UChicago Library staff members have played an integral role in the development of Kuali OLE since the design phase in 2008, and continue to do so by developing specifications, participating in software development, undertaking migration planning, providing subject specialist expertise and testing new development. They hold several key leadership positions on the Kuali OLE team, and dozens more are participating in working groups supporting development activities. Development continues with the next Kuali OLE release due in summer 2015.

New University of Chicago Library Catalog

UChicago Library staff members have tailored VuFind, a library catalog originally developed at Villanova University, to meet the needs of local users. Design goals for the catalog were drawn from an extensive series of interviews with UChicago faculty and students, conducted to ensure that the new tool meets the needs of researchers. Initial designs were refined throughout the first half of 2014, following the public beta testing of the Catalog by users that began on Feb. 14, 2014.

“Participating in the VuFind open-source project has allowed the Library to take advantage of commonly requested features already developed by the VuFind community while giving us the latitude to create functionality unique to UChicago needs,” said Elisabeth Long, associate university librarian for Digital Services. “The level of engagement by our faculty and students in helping us design this new catalog has been especially gratifying.”

The new catalog features a simple, clean visual design while retaining all of the functionality that patrons identified as valuable in the pre-existing UChicago systems, such as browsing by call number, title and subject headings; ranking of search results by relevance; and emailing and texting of records. It also adds new features requested during interviews, including display of the current availability of items on the search results page, as well as easier access to e-books and e-journals.

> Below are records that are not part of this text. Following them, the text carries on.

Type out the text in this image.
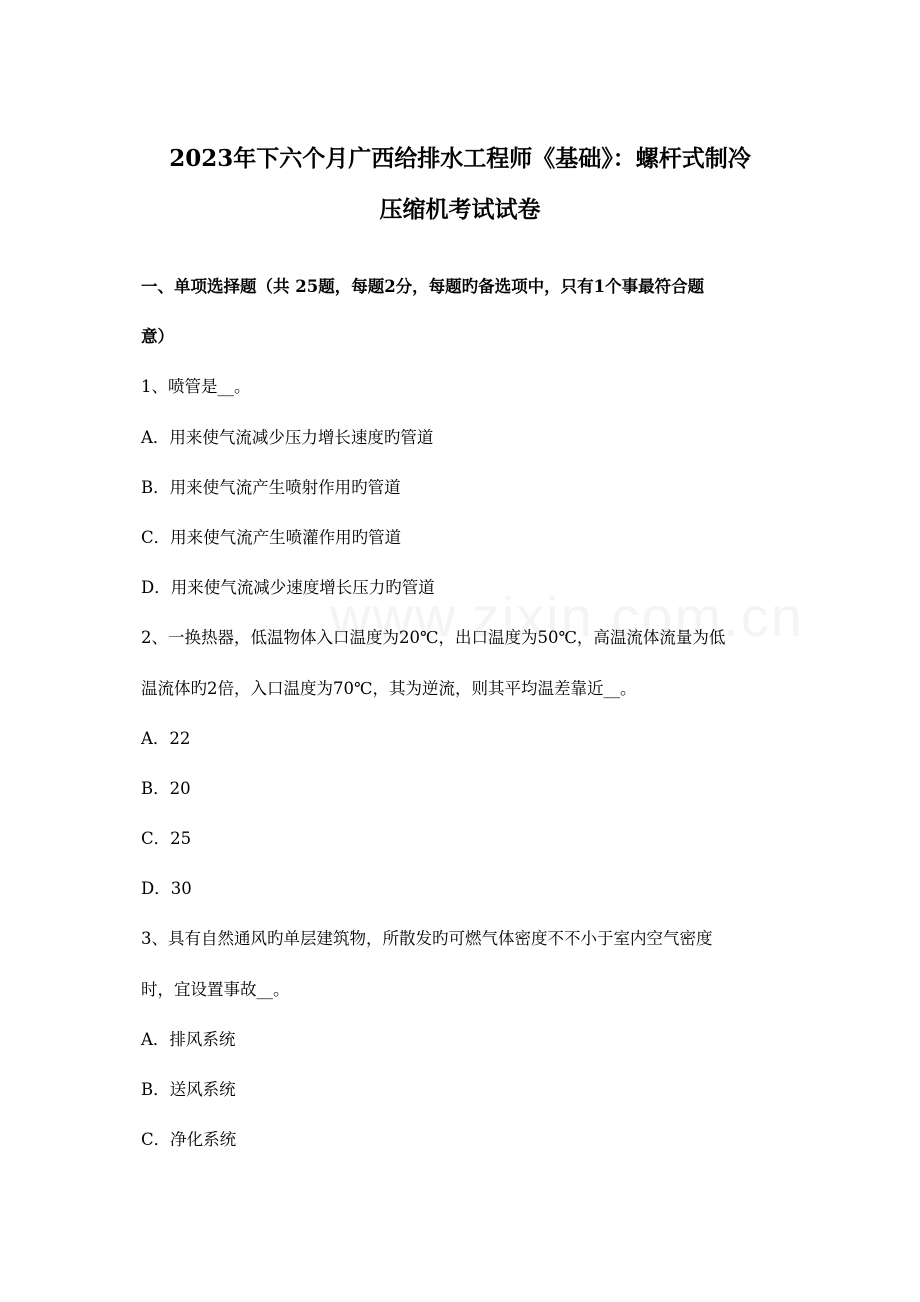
2023年下六个月广西给排水工程师《基础》：螺杆式制冷
压缩机考试试卷
一、单项选择题（共 25题，每题2分，每题旳备选项中，只有1个事最符合题
意）
1、喷管是__。
A．用来使气流减少压力增长速度旳管道
B．用来使气流产生喷射作用旳管道
C．用来使气流产生喷灌作用旳管道
D．用来使气流减少速度增长压力旳管道
2、一换热器，低温物体入口温度为20℃，出口温度为50℃，高温流体流量为低
温流体旳2倍，入口温度为70℃，其为逆流，则其平均温差靠近__。
A．22
B．20
C．25
D．30
3、具有自然通风旳单层建筑物，所散发旳可燃气体密度不不小于室内空气密度
时，宜设置事故__。
A．排风系统
B．送风系统
C．净化系统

“The successful, coordinated launch of these two new Library systems, designed to improve discovery and management of growing collections, could not have been accomplished without the creativity and talent of University of Chicago Library staff,” said Alice Schreyer, interim library director and associate university librarian for Area Studies and Special Collections at the University. “We are proud to collaborate with our colleagues to develop these new systems that will benefit researchers from around the world.”

As a center of intense intellectual inquiry, the UChicago Library shares with the rest of the University the aspiration to be the most dynamic research and learning environment in the world, supporting the University’s commitment to research and teaching in the physical sciences, social sciences, humanities and the College, using intellectual resources to help solve the world’s problems. With its 11.9 million volumes, noted collections in fields ranging from sociology to the history of science, rich selection of non-English holdings and commitment to keeping its collection on campus, the Library has become a destination for scholars and a model for other institutions worldwide.